Acceptance is a key to spiritual fulfillment. Yet we fight the world’s unfairness and disappointments as if it were a personal affront. Jesus didn’t have a fair life. I’d venture to guess not a single Biblical character had it easy. The 1970’s martial arts star, Bruce Lee, shared a profound statement, “Notice the stiffest tree is most easily cracked, while the bamboo or willow survive by bending with the wind.” How do we find acceptance necessary for a mature faith that does not break?

Buddhists have often done a better job facing acceptance than Christians. We can learn from our Buddhist sisters and brothers that all things are illusory. Niklas Goke, in his article, “All Suffering Is Desiring or Resisting Change,” describes the way to acceptance. “This isn’t to say you’ll always accept easily and move on quickly. It’s to say you can learn to always do both eventually. Accept life’s permanent impermanence and odd timing of uncomfortable change, and suffering disappears.
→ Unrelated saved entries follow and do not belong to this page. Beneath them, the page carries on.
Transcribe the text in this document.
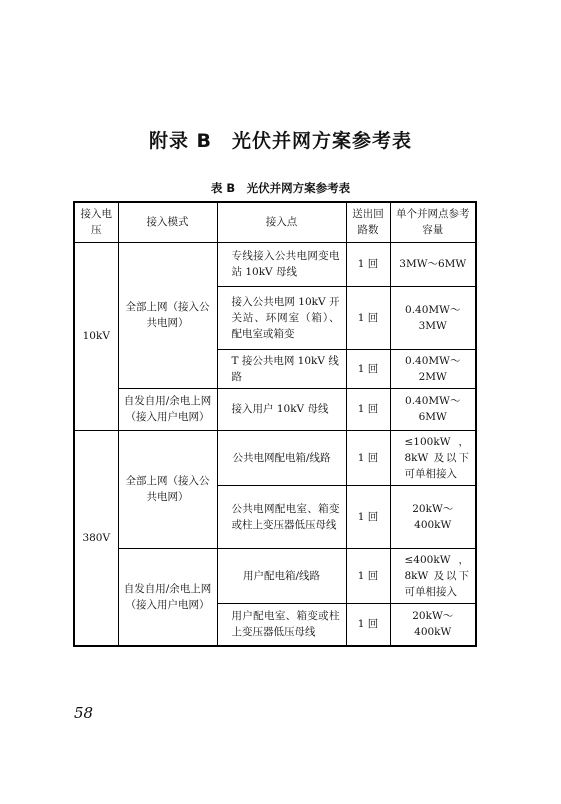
附录 B　光伏并网方案参考表
表 B　光伏并网方案参考表
接入电压	接入模式	接入点	送出回路数	单个并网点参考容量
10kV	全部上网（接入公共电网）	专线接入公共电网变电站 10kV 母线	1 回	3MW～6MW
		接入公共电网 10kV 开关站、环网室（箱）、配电室或箱变	1 回	0.40MW～3MW
		T 接公共电网 10kV 线路	1 回	0.40MW～2MW
	自发自用/余电上网（接入用户电网）	接入用户 10kV 母线	1 回	0.40MW～6MW
380V	全部上网（接入公共电网）	公共电网配电箱/线路	1 回	≤100kW，8kW 及以下可单相接入
		公共电网配电室、箱变或柱上变压器低压母线	1 回	20kW～400kW
	自发自用/余电上网（接入用户电网）	用户配电箱/线路	1 回	≤400kW，8kW 及以下可单相接入
		用户配电室、箱变或柱上变压器低压母线	1 回	20kW～400kW
58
We tend to focus so much on unfairness and our limitations, we fail to recognize that most of life’s hassles aren’t that important anyway. Our focus shouldn’t be entirely on the short term. We are called, as Christians, to a long-term vision. Life isn’t impermanent, but most of life’s challenges are impermanent. God’s Divine gift of eternal life causes us to focus on the bigger picture and the greater blessing.

Today, prayerfully think about where you place your focus and energy. Each one of us spends too much time obsessed with the impermanent. Life is full of distractions, and it is a Christian’s constant challenge to remain vigilant, focusing back on the Divine. For this time is but a second in comparison to the greater glory of God’s eternity. Accepting the unfairness of this second of time in eternity is a step in the process of Divine maturity. The oak isn’t that mighty, the willow has the power. Each of us will bend, but we do not have to break.